Scalable identity extraction and ranking in Tracks Inspector
by Jop Hofste
The digital forensic world deals with a growing amount of data which should be processed. In general, investigators do not have the time to manually analyze all the digital evidence to get a good picture of the suspect. Most of the time investigations contain multiple evidence units per case. This research shows the extraction and resolution of identities out of evidence data. Investigators are supported in their investigations by proposing the involved identities to them. These identities are extracted from multiple heterogeneous sources like system accounts, emails, documents, address books and communication items. Identity resolution is used to merge identities at case level when multiple evidence units are involved.
The functionality for extracting, resolving and ranking identities is implemented and tested in the forensic tool Tracks Inspector. The implementation in Tracks Inspector is tested on five datasets. The results of this are compared with two other forensic products, Clearwell and Trident, on the extent to which they support the identity functionality. Tracks Inspector delivers very promising results compared to these products, it extracts more or the same number of the relevant identities in their top 10 identities compared to Clearwell and Trident. Tracks Inspector delivers a high accuracy, compared to Clearwell it has a better precision and the recall is approximately equal what results from the tests.

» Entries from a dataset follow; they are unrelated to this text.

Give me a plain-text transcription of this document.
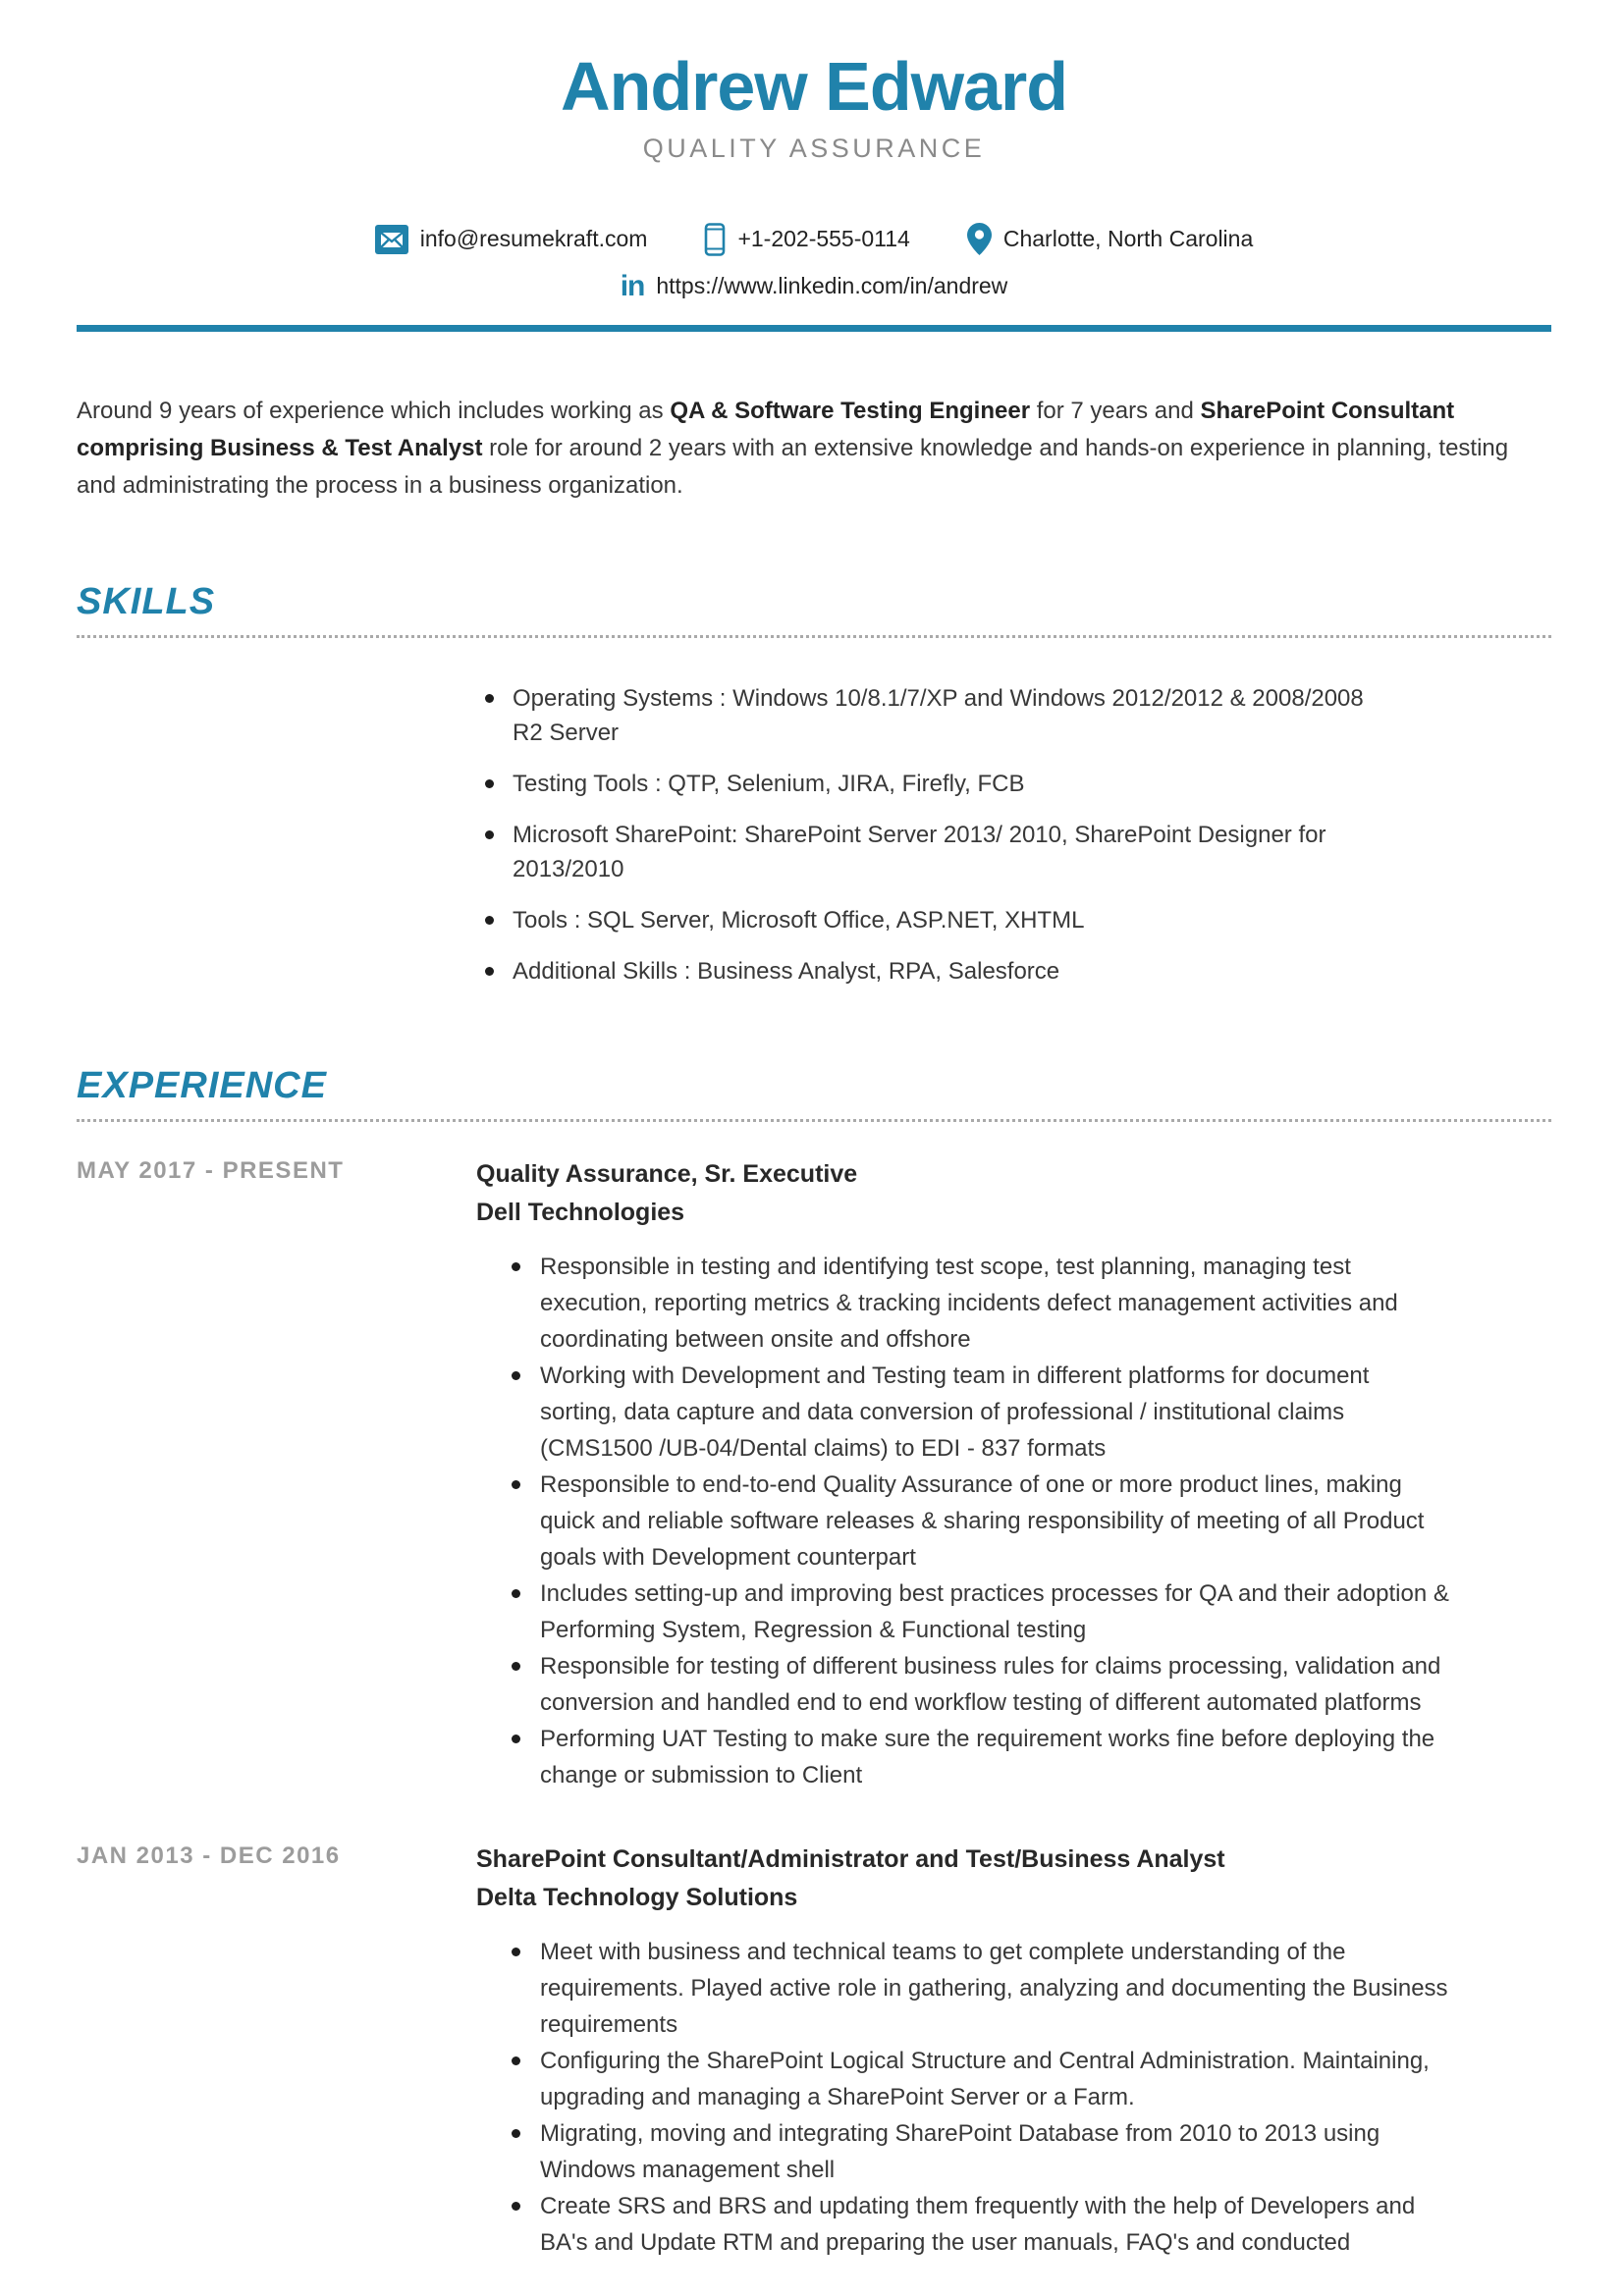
Andrew Edward
QUALITY ASSURANCE
info@resumekraft.com	+1-202-555-0114	Charlotte, North Carolina
in https://www.linkedin.com/in/andrew

Around 9 years of experience which includes working as QA & Software Testing Engineer for 7 years and SharePoint Consultant comprising Business & Test Analyst role for around 2 years with an extensive knowledge and hands-on experience in planning, testing and administrating the process in a business organization.

SKILLS
Operating Systems : Windows 10/8.1/7/XP and Windows 2012/2012 & 2008/2008 R2 Server
Testing Tools : QTP, Selenium, JIRA, Firefly, FCB
Microsoft SharePoint: SharePoint Server 2013/ 2010, SharePoint Designer for 2013/2010
Tools : SQL Server, Microsoft Office, ASP.NET, XHTML
Additional Skills : Business Analyst, RPA, Salesforce
EXPERIENCE
MAY 2017 - PRESENT	Quality Assurance, Sr. Executive
Dell Technologies
Responsible in testing and identifying test scope, test planning, managing test execution, reporting metrics & tracking incidents defect management activities and coordinating between onsite and offshore
Working with Development and Testing team in different platforms for document sorting, data capture and data conversion of professional / institutional claims (CMS1500 /UB-04/Dental claims) to EDI - 837 formats
Responsible to end-to-end Quality Assurance of one or more product lines, making quick and reliable software releases & sharing responsibility of meeting of all Product goals with Development counterpart
Includes setting-up and improving best practices processes for QA and their adoption & Performing System, Regression & Functional testing
Responsible for testing of different business rules for claims processing, validation and conversion and handled end to end workflow testing of different automated platforms
Performing UAT Testing to make sure the requirement works fine before deploying the change or submission to Client
JAN 2013 - DEC 2016	SharePoint Consultant/Administrator and Test/Business Analyst
Delta Technology Solutions
Meet with business and technical teams to get complete understanding of the requirements. Played active role in gathering, analyzing and documenting the Business requirements
Configuring the SharePoint Logical Structure and Central Administration. Maintaining, upgrading and managing a SharePoint Server or a Farm.
Migrating, moving and integrating SharePoint Database from 2010 to 2013 using Windows management shell
Create SRS and BRS and updating them frequently with the help of Developers and BA's and Update RTM and preparing the user manuals, FAQ's and conducted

The contribution of this research is to show a method for the extraction and ranking of identities in Tracks Inspector. In the digital forensic world it is a quite new approach, because no other software products support this kind of functionality. Investigations can now start by exploring the most relevant identities in a case. The nodes which are involved in an identity can be quickly recognized. This means that the evidence data can be filtered at an early-stage.